As an example, let’s use this linear classifier to determine which languages the following pick-up lines were written in:

  • You’re like a candy bar: half sweet and half nuts.

  • Je me suis perdu dans tes yeux.

  • Si el agua fuese belleza, tú serías el océano entero.

  • Du är jävligt vacker!

  • Silmäsi ovat kuin tähdet, yhtä kaukana toisistaan

  • Entschuldigung, aber auf welchen Anmachspruch würdest du denn am positivsten reagieren?
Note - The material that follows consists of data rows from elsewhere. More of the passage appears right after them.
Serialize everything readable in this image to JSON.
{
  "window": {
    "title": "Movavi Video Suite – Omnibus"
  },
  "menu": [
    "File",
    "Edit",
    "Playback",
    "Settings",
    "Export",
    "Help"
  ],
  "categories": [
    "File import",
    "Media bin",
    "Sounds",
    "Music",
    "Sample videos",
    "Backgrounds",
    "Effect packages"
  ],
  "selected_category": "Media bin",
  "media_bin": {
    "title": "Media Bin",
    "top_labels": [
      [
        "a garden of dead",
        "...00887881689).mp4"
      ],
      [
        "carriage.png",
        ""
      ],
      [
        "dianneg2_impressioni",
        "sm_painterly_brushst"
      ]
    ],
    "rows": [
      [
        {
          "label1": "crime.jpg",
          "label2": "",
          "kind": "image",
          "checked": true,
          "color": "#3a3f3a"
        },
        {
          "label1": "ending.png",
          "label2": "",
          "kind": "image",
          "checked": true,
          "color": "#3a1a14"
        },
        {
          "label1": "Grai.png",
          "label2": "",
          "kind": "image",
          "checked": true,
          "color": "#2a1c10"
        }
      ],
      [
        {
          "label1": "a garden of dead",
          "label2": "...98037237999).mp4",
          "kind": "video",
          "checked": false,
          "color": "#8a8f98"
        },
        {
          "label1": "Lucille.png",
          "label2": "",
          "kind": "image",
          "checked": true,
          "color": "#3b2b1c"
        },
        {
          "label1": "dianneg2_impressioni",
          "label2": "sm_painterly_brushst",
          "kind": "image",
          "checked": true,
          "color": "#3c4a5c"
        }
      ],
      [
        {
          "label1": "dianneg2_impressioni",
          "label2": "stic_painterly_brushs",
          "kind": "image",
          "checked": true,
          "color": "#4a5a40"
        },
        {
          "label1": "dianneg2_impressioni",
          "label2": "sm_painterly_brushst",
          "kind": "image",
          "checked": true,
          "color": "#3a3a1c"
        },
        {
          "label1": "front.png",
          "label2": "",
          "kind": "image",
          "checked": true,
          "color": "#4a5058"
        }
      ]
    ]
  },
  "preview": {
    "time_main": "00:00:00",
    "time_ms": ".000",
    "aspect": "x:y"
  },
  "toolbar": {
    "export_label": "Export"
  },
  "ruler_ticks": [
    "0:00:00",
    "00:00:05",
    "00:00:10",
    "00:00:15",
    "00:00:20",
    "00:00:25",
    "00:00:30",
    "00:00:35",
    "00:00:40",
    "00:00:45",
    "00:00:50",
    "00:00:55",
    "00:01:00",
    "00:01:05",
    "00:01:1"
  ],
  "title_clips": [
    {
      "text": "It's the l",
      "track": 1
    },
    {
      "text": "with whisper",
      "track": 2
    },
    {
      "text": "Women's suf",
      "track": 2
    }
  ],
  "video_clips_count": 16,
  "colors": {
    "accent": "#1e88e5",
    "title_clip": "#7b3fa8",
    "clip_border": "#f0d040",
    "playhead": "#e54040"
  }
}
import hodgepodge.classifiers.language
import string


if __name__ == "__main__":
  ignore = string.digits + string.punctuation + string.whitespace

  classifier = hodgepodge.classifiers.language.LanguageClassifier(n=3)
  for language, training_dataset in (
      ('english', 'tests/data/english/eng_news_2006_10K-sentences.txt'),
      ('swedish', 'tests/data/swedish/swe_news_2007_10K-sentences.txt'),
      ('finnish', 'tests/data/finnish/fin_newscrawl_2011_10K-sentences.txt'),
      ('spanish', 'tests/data/spanish/spa_news_2010_10K-sentences.txt'),
      ('german', 'tests/data/german/deu_news_2010_10K-sentences.txt'),
      ('french', 'tests/data/french/fra_news_2005-2008_10K-sentences.txt'),
  ):
    classifier.train(language, data, ignore)

  input_vectors = (
    ('english', 'You’re like a candy bar: half sweet and half nuts.'),
    ('french', 'Je me suis perdu dans tes yeux'),
    ('spanish', 'Si el agua fuese belleza, tú serías el océano entero.'),
    ('swedish', 'Du är jävligt vacker'),
    ('finnish', 'Silmäsi ovat kuin tähdet, yhtä kaukana toisistaan'),
    ('german', 'Entschuldigung, aber auf welchen Anmachspruch würdest du denn am positivsten reagieren?'),
  )
  for language, vector in input_vectors:
    guess = classifier.guess(vector)
    print("{} ({}) - guess: {}".format(language, vector, guess))
$ time python3 ngrams.py
INFO:hodgepodge.classifiers.language:Training english language model on /home/tyler/src/tylerjfisher.github.io/_data/english/eng_news_2006_10K-sentences.txt with n=3
100%|███████████████████████████████████████████████████████████████████████████████████████████████████████████████████| ...
INFO:hodgepodge.classifiers.language:Training french language model on /home/tyler/src/tylerjfisher.github.io/_data/french/fra_news_2005-2008_10K-sentences.txt with n=3
100%|████████████████████████████████████████████████████████████████████████████████████████████████████████████████████| 1269093/1269093 [00:00<00:00, 378912432.11it/s]
...
english (You’re like a candy bar: half sweet and half nuts.) - guess: english
french (Je me suis perdu dans tes yeux) - guess: french
spanish (Si el agua fuese belleza, tú serías el océano entero.) - guess: spanish
swedish (Du är jävligt vacker) - guess: swedish
finnish (Silmäsi ovat kuin tähdet, yhtä kaukana toisistaan) - guess: finnish
german (Entschuldigung, aber auf welchen Anmachspruch würdest du denn am positivsten reagieren?) - guess: german

real  0m6.844s
user  0m6.808s
sys 0m0.028s

And just like that, you can probabilistically differentiate between six different languages.

The ability to differentiate between different languages, and more generally between structured, and unstructured text is of particular importance in the field of cryptanalysis. But, that’s a story for another time.